Sunnyside was founded in the late 1880s by a man named Samuel Donnelley, according to Ghost Towns and Historical Haunts in Arizona (used by permission of Golden West Publishers, 4113 N. Longview, Phoenix, AZ 85014). Donnel-ley is said to have been converted in a Salvation Army meeting in San Francisco. At the time the above mentioned book was printed, a resident who had lived in Sunnyside at the turn of the century recalled his perception of Donnelley: as a school boy he remembered Donnelley as not having too much education, but impressing all his hearers as being a spirit-filled man. They knew the Lord was his teacher. His community was known as interdenominational and the residents were “Bible-gleaning Christians.” There was no other information readily available about the founder of this unique “camp.”
This writer first learned the approximate location of the camp from the non-scale map in the “Ghost Town” book. It took some four-wheel drive searching before finally finding the site. With care, one can drive a car to within 200 yards of Sunnyside a.k.a. Salvation Army Camp.

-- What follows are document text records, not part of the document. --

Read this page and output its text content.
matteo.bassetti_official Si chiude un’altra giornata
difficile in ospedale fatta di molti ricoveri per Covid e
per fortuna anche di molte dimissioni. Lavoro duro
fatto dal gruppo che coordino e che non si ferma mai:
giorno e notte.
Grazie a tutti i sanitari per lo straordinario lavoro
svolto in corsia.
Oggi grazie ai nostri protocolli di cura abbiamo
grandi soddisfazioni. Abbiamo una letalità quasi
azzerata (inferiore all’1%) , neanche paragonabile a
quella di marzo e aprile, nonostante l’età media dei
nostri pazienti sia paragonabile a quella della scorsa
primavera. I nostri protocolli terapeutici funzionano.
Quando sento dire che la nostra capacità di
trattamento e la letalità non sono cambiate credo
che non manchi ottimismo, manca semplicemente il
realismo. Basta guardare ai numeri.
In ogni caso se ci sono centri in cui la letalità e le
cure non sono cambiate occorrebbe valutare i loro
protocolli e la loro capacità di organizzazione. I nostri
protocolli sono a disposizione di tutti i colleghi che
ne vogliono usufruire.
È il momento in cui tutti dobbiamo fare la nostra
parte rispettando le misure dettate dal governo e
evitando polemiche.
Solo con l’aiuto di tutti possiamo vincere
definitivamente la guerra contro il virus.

There are only about eight buildings left from the Sunnyside era. It was reported that some 50 families were a part of the town that had a communal living form of existence. There was a community kitchen/dining hall, bakery and wash house (laundry) as part of the communal living plan. The homes had no kitchens, as everyone ate at the dining hall. Today, the ghost town can be reached from the southwest by easily passable roads, then it was reached by burro after leaving the wagons at the top of Garden Canyon. There seemed to have been a community run sawmill and earning ability with men working in nearby mines and cutting hay on contract for Fort Huachuca. Their draft horses were used for railroad grading. Non-contributors were invited to be non-residents. Since there was no post office to record a closing date as the demise of the ‘camp,’ one can only surmise the time of its closure. Perhaps the lack of freight and mine work may have been a major factor.
A word of caution: don’t just jump into the family car and go looking. Prepare yourself with water, supplies and survival supplies. Most canyons have no cell phone transmission because of the terrain, but a nearby hilltop could allow a cell phone to save your life.